Yuna mendongak pandangannya ke lantai, ia melihat sandal pria disana.
Karena penasaran, gadis berambut sebahu itu melihat lebih dalam, dan langsung membeliak tajam ketika mengetahui ada Hans di sana.
"Hai Kak," sapa Yuna, yang mengira jika usia Hans tak berbeda jauh dengannya, karena terlihat tampan, segar, dan awet muda meski sudah berusia menginjak 36 tahun.

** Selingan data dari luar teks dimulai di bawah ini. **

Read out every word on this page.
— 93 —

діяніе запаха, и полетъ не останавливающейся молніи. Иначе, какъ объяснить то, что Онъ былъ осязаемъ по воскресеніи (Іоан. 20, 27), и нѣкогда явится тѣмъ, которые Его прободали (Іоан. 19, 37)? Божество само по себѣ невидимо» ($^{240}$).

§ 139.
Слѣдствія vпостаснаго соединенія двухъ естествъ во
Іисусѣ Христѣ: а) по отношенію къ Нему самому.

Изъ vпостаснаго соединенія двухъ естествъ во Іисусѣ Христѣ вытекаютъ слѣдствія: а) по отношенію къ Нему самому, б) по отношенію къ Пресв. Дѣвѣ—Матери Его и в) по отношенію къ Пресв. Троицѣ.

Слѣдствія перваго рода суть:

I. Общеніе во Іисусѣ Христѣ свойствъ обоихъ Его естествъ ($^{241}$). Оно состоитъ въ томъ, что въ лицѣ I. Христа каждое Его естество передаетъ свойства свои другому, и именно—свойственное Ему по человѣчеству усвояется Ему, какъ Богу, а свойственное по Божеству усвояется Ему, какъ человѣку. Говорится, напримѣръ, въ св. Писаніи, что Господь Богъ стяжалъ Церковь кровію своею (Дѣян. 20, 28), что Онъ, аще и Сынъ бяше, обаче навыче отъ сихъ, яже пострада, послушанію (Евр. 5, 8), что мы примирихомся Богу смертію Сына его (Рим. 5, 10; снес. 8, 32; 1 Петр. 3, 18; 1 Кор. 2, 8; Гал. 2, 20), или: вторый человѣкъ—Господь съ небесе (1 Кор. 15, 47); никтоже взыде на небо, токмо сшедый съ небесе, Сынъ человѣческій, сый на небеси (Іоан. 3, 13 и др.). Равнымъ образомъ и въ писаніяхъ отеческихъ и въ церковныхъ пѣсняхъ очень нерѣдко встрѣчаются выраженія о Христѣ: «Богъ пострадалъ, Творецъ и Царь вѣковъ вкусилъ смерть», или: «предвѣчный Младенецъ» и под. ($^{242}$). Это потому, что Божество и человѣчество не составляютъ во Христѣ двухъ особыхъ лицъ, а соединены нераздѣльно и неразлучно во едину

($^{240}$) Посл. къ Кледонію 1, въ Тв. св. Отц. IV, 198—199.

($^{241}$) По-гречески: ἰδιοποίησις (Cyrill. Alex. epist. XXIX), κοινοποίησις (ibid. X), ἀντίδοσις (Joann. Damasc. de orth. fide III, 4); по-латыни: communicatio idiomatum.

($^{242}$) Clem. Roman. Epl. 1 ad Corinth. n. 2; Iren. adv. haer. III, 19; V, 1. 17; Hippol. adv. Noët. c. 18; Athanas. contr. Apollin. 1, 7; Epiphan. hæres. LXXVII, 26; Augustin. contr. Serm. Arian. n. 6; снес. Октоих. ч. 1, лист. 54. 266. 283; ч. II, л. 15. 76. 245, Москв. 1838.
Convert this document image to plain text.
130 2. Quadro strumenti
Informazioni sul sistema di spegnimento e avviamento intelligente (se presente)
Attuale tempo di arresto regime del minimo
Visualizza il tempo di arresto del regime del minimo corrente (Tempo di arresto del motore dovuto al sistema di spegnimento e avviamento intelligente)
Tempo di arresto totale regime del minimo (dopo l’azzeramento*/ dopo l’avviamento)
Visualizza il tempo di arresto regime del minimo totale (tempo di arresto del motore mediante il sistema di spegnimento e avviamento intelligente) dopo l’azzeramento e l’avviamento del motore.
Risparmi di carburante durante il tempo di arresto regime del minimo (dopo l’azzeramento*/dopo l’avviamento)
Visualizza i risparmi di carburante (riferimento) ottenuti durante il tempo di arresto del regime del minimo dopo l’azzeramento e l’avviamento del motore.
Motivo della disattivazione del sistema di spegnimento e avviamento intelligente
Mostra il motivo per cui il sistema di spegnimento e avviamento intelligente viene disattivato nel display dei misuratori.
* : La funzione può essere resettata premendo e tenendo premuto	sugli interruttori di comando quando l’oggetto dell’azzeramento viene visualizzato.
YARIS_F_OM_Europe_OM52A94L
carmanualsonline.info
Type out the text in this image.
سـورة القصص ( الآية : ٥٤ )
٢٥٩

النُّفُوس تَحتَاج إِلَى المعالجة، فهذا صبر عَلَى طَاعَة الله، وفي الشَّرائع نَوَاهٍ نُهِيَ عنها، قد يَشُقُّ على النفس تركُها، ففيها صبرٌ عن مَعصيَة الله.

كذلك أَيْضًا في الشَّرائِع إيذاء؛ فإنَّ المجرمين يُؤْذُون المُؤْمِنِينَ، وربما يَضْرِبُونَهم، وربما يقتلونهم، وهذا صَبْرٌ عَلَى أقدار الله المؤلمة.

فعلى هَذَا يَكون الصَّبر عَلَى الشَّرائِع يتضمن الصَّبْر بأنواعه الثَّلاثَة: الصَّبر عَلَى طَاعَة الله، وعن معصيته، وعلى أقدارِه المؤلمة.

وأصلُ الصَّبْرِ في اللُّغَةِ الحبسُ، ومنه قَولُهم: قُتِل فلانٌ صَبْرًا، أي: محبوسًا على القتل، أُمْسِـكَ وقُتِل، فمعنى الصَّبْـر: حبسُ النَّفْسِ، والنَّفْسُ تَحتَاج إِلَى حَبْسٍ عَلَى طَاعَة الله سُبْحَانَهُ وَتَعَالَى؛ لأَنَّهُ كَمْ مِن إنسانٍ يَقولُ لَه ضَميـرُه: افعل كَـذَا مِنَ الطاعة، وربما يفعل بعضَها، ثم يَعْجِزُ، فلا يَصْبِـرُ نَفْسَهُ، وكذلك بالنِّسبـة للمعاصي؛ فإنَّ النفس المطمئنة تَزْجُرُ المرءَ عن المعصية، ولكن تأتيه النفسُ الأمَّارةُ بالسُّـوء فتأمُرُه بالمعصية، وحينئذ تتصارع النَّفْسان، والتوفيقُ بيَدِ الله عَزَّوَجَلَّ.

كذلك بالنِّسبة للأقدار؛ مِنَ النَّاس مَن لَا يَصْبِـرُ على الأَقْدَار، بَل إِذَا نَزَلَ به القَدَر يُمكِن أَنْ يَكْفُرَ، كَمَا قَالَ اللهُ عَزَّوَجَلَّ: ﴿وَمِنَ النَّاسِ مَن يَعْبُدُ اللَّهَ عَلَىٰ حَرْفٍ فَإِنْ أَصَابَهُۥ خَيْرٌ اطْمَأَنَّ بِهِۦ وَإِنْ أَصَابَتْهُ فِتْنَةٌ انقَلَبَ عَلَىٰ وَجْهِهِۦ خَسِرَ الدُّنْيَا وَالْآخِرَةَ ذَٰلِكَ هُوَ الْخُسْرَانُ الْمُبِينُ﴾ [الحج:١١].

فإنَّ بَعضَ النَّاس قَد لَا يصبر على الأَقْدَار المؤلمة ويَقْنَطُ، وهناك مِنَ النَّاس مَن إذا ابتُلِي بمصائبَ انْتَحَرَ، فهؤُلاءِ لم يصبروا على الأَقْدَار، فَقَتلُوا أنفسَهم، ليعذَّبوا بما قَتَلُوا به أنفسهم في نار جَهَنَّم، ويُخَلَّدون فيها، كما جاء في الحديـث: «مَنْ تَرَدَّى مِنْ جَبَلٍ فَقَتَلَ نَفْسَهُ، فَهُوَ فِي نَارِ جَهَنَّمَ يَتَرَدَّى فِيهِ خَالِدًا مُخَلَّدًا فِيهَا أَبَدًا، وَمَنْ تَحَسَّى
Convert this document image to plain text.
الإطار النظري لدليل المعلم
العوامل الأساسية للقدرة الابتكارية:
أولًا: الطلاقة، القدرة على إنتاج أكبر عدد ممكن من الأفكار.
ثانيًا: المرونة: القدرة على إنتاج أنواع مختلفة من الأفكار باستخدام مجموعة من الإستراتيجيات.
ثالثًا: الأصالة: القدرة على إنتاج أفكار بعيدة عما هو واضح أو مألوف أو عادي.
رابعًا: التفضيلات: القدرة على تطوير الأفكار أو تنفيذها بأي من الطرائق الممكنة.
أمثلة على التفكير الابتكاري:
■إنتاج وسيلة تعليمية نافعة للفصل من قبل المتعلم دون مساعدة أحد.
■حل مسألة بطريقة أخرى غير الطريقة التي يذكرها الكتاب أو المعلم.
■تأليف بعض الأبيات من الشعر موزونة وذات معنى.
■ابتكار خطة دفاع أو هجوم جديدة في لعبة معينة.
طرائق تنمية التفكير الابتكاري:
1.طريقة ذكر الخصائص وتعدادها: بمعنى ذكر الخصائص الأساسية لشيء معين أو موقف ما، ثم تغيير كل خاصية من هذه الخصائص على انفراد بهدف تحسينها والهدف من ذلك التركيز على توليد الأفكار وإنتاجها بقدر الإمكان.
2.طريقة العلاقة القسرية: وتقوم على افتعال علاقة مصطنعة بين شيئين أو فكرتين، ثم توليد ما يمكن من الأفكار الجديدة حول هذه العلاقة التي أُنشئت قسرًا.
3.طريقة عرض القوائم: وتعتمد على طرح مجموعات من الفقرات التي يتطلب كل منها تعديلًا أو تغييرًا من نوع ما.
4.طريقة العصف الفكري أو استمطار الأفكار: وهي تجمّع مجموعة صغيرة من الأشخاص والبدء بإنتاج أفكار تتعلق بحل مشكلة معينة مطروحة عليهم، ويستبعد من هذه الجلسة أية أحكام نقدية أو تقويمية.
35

"Hai, kalian tetanggaan?" tanya Hans yang masih setia duduk di atas sofa sambil menegakan posisinya.
Yuna mengangguk.
"Ya, rumah saya yang di depan, ini adalah kontrakan milik Tante saya, Kak. Ngomong-ngomong sudah lama bertamu disini?" selidik Yuna, ia tak ingin sampai terjadi sesuatu yang tak diinginkan antara Sena dan Hans di rumah kontrakan tersebut.
"Hmm... Maaf, belum lama, saya numpang berteduh sebentar," kilah Hans, meski sebenarnya tujuan ia memang sedang mencari Sena.
Dengan adanya Yuna, Hans merasa canggung dan tak enak. Sesaat hujan reda, Hans memutuskan untuk pulang.
"Sena, terimakasih, ya. Sebaiknya saya segera kembali ke rumah," pamit Hans yang hanya fokus pada Sena.
"Ya Hans, hati-hati di jalan," balasnya. Lelaki dewasa itu seakan tak henti-hentinya menatap Sena dengan penuh kehangatan, begitu pun sebaliknya.
"Ya Tuhan, apa ini yang dinamakan jatuh cinta?" batin Sena, selama ini ia tak pernah merasakan arti cinta yang sesungguhnya karena sang Ibu selalu ketat melarangnya untuk berinteraksi dengan seorang pria, apa lagi sampai menjalin asmara.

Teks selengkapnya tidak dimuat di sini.